Closing the Distance Between India’s Aspirations and Reality in Manufacturing:
- India’s ambitions in technology and manufacturing depend on a radical change in the country’s R&D environment. To bridge the current divide, two approaches are needed: bolstering university research infrastructure and promoting commercial sector participation.
- Proposals like the National Deep Tech Startup Policy (NDTSP) demonstrate a strong commitment to innovation and technical advancement. The private sector’s participation in India’s R&D ecosystem may be encouraged by this approach.
- Even though Deep Tech was created with a great deal of time and technological uncertainty, investing in intellectual property protection and overcoming technical barriers can open up new industries.
- The government’s commitment to using innovation and research as the cornerstone of development is demonstrated by the recent enactment of the Anusandhan National Research Foundation (ANRF) Act, 2023.
- This legislative action will support scientific research across the country. The Act intends to foster a strong research culture inside HEIs while bridging India’s ongoing R&D investment gap.
- While this programme seems promising, it still needs to overcome obstacles including maintaining global standards, promoting interdisciplinary cooperation, and guaranteeing fair fund distribution.
Enforcing Appropriate Use of Allotted Funds:
- While appeals for more financing from both public and private sources are valid, the Union Ministry of Science and Technology has continuously underutilised its budget. As a result, improving budget utilisation is also necessary to influence scientific achievements.

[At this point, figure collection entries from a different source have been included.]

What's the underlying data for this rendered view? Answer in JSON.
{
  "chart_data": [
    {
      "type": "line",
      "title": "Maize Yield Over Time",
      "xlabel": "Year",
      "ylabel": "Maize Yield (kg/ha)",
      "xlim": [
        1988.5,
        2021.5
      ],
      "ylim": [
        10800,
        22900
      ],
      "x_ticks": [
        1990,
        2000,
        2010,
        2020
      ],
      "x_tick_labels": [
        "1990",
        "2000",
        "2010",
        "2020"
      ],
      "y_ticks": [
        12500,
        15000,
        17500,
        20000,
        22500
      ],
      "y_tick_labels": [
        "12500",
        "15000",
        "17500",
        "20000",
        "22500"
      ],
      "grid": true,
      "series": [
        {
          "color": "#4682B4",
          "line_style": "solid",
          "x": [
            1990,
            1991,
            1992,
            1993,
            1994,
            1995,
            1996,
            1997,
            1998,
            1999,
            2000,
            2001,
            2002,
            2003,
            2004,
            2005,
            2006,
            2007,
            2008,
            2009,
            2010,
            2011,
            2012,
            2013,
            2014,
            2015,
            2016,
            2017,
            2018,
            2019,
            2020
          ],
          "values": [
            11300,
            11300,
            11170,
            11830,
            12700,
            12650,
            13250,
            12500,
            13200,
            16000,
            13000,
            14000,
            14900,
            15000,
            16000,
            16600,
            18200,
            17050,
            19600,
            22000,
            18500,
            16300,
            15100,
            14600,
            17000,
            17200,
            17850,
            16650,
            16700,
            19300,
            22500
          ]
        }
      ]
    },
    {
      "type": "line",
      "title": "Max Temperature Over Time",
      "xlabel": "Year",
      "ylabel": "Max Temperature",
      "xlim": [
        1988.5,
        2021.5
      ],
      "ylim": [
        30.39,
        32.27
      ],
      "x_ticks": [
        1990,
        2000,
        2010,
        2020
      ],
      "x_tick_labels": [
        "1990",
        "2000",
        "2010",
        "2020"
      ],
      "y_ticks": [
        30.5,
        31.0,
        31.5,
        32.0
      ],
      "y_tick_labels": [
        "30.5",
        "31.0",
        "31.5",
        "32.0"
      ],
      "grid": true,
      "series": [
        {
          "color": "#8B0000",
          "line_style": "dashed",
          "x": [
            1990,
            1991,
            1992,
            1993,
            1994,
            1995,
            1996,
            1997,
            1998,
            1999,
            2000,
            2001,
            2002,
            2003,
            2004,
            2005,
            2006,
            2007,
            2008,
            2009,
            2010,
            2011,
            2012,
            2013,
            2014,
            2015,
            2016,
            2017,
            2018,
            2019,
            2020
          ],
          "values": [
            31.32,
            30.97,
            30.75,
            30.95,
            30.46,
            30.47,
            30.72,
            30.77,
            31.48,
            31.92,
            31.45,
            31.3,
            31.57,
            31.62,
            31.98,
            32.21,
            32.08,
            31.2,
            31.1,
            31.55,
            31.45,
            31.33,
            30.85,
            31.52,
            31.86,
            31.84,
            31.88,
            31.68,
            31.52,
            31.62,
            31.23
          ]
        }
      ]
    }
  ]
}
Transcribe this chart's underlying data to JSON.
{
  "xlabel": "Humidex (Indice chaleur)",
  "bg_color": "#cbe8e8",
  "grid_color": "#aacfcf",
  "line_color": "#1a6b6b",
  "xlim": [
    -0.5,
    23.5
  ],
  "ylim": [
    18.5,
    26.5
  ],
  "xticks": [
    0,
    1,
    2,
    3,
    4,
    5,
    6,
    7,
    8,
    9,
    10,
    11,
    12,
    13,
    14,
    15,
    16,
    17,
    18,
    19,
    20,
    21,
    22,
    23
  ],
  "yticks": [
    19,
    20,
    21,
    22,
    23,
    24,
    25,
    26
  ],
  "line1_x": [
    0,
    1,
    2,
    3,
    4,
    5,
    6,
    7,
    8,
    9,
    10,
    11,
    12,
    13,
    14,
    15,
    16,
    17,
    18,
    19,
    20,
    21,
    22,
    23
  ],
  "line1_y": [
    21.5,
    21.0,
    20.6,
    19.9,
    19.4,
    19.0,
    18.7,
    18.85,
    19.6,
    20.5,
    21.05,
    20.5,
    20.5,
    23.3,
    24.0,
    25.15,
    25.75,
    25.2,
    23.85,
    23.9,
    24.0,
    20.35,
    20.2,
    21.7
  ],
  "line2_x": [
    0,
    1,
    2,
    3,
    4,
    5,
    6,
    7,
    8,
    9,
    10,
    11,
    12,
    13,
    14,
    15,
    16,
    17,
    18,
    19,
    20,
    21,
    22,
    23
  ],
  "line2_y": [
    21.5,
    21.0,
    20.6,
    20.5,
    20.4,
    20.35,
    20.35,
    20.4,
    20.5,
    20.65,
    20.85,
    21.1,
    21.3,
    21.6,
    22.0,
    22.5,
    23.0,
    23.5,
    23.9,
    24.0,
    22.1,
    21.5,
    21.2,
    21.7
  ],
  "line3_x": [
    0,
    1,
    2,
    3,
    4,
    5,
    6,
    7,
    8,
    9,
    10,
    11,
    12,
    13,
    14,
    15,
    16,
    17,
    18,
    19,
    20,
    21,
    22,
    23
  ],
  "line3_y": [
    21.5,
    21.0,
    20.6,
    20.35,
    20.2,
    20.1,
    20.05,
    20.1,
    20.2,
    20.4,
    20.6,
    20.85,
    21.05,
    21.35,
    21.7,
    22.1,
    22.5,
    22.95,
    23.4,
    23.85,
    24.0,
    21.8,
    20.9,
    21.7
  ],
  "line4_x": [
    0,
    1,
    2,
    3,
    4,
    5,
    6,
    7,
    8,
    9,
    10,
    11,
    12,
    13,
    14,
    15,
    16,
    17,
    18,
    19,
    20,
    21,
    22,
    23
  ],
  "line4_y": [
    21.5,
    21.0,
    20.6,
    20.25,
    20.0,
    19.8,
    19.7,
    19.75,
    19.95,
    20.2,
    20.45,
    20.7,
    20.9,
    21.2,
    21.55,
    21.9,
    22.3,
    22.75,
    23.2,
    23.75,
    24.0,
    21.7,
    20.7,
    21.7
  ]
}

- Preventing underspending and underutilization of money designated for research and development is a clear priority. This calls for the governmental prioritising of R&D spending and the acknowledgement of this as a vital component of India’s growth trajectory.
- Ultimately, India requires the bureaucratic ability to assess scientific projects and oversee their utilisation following allotment. India needs to develop this capability in order to become a science power by 2047.
Setting Spending Priorities Through State Governments:
- Increases in public sector R&D spending are particularly necessary at the state level, if only to raise the standard of research facilities at state universities, which are linked to the flexibility of researchers to focus on more locally relevant issues.
- Additionally, spending must rise to the point that, with the right regulations in place, it removes the ongoing barrier preventing research from moving from the lab bench to the manufacturing floor. Without this flow, innovation will be limited to low-quality breakthroughs and have little value.
- With the aim of promoting increased private sector involvement and offering strategic advice for research, innovation, and entrepreneurship, government initiatives are set to boost R&D investment in India. Even if India’s R&D sector is expanding significantly, it is nevertheless concerning that the country invests a little portion of its GDP in R&D when compared to other developed nations. Along with the NDTSP and ANRF Act of 2023, the interim budget for 2024–2025 underlines India’s commitment to supporting private sector-led research and innovation, especially in emerging industries.